Few things can be as enjoyable on a warm day as spending some time on a boat. For many people, the sound of the water lapping beneath a boat and the feeling of a warm breeze blowing through their hair is the very essence of relaxation.
Boating appeals to people with varying interests, and there are many ways one can enjoy a day spent traversing a nearby river, lake or ocean.
Recreational fishing is wildly popular. According to the Recreational Boating & Fishing Foundation, in 2016 more than 47 million Americans participated in fishing at least once during the calendar year. In its Survey of Recreational Fishing in Canada, the organization Fisheries and Oceans Canada found that more than 3.2 million adult anglers actively participated in a variety of recreational fishing activities in Canada in 2015. The sheer volume of people who enjoy recreational fishing suggests it’s an activity that has widespread appeal and it can benefit people of all ages and skill levels. What’s more, fishing provides a wonderful excuse to spend a day on a boat.
Sailing is a rewarding and demanding hobby. Avid sailors often describe the origins of their love of sailing as ‘catching the bug.’ Indeed, few hobbies can be as gratifying as sailing, which the organization Discover Boating notes requires participants to be more active than almost any other type of boating.
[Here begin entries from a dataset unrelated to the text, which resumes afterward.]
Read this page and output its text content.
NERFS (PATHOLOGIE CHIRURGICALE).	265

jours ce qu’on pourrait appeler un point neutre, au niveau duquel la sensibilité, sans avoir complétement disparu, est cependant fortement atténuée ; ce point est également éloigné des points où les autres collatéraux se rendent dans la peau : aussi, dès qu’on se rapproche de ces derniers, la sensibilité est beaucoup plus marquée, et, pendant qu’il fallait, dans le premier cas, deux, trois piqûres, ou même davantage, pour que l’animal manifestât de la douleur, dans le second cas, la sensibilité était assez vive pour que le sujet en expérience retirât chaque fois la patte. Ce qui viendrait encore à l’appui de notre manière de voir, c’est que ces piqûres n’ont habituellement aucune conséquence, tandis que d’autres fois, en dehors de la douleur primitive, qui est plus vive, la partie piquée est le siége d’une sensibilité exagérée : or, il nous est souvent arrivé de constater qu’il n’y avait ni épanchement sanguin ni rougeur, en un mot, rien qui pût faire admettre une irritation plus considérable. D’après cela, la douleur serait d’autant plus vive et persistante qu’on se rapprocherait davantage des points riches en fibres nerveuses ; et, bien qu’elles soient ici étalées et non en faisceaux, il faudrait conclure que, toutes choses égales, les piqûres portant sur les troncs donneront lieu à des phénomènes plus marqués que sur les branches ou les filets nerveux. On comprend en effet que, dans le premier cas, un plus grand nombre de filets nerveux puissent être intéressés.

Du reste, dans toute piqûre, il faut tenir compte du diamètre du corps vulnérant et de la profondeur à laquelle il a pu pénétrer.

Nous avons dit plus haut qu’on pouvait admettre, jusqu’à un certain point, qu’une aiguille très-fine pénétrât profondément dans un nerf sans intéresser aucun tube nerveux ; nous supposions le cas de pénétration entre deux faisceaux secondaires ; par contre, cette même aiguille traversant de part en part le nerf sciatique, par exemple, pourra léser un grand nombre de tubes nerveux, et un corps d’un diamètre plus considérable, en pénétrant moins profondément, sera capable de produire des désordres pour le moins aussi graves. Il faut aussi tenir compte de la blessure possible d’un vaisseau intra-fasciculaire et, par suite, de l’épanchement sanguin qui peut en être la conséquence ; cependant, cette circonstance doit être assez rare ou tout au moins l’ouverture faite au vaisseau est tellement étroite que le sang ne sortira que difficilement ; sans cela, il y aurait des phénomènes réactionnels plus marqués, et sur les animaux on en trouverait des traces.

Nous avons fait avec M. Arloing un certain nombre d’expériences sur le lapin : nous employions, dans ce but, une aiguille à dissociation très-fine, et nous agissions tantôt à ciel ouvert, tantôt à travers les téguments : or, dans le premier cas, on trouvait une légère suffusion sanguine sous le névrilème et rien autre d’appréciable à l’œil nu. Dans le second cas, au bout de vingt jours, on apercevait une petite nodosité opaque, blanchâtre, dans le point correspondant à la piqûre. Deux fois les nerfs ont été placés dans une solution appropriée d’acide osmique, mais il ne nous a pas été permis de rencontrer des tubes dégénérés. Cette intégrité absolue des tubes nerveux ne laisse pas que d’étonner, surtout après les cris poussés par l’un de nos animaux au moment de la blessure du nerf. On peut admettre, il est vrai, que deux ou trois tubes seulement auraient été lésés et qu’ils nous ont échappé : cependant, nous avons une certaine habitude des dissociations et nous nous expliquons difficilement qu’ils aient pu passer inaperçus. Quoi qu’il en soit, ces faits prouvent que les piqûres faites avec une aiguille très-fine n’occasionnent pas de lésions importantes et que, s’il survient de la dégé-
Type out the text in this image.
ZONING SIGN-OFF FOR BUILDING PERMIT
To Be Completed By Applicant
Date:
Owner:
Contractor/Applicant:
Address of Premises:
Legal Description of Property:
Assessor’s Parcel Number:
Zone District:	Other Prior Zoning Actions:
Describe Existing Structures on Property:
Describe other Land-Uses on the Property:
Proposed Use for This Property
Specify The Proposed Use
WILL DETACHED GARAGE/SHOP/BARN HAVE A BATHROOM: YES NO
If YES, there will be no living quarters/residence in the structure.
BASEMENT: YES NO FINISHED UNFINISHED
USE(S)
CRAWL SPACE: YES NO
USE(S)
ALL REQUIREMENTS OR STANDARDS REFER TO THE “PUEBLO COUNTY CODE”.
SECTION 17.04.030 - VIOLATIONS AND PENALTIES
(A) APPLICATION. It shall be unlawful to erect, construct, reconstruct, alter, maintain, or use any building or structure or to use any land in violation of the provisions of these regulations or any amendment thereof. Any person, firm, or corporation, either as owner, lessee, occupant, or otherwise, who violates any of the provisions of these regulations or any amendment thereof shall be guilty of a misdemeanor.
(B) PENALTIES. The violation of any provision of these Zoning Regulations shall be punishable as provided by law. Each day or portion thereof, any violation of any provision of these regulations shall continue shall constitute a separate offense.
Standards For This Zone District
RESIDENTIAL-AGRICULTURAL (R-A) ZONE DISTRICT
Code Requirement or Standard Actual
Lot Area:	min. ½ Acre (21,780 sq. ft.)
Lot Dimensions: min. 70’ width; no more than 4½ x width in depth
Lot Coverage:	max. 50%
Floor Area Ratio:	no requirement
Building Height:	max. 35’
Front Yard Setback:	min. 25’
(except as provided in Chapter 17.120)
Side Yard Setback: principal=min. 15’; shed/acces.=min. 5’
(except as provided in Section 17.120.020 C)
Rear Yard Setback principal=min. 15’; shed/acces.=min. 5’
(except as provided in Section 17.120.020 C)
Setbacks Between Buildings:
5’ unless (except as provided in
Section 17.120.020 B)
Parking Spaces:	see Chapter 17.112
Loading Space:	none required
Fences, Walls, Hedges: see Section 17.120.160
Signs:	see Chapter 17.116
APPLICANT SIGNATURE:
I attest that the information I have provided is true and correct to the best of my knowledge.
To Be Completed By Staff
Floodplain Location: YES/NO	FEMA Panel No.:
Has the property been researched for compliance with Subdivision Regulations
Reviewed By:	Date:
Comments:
While sailing can be physically demanding, when the waters are calm, few activities can be as peaceful and relaxing.
Of course, even people who do not own their own boats can still enjoy time on the water. The Recreational Boating and Fishing Foundation notes that roughly 90 percent of U.S. residents live within one hour of navigable bodies of water. Many waterfront communities, particularly those with tourism-based economies, are home to small businesses that provide local river, lake or ocean tours. These can be great ways to learn about local history and/or see local marine life.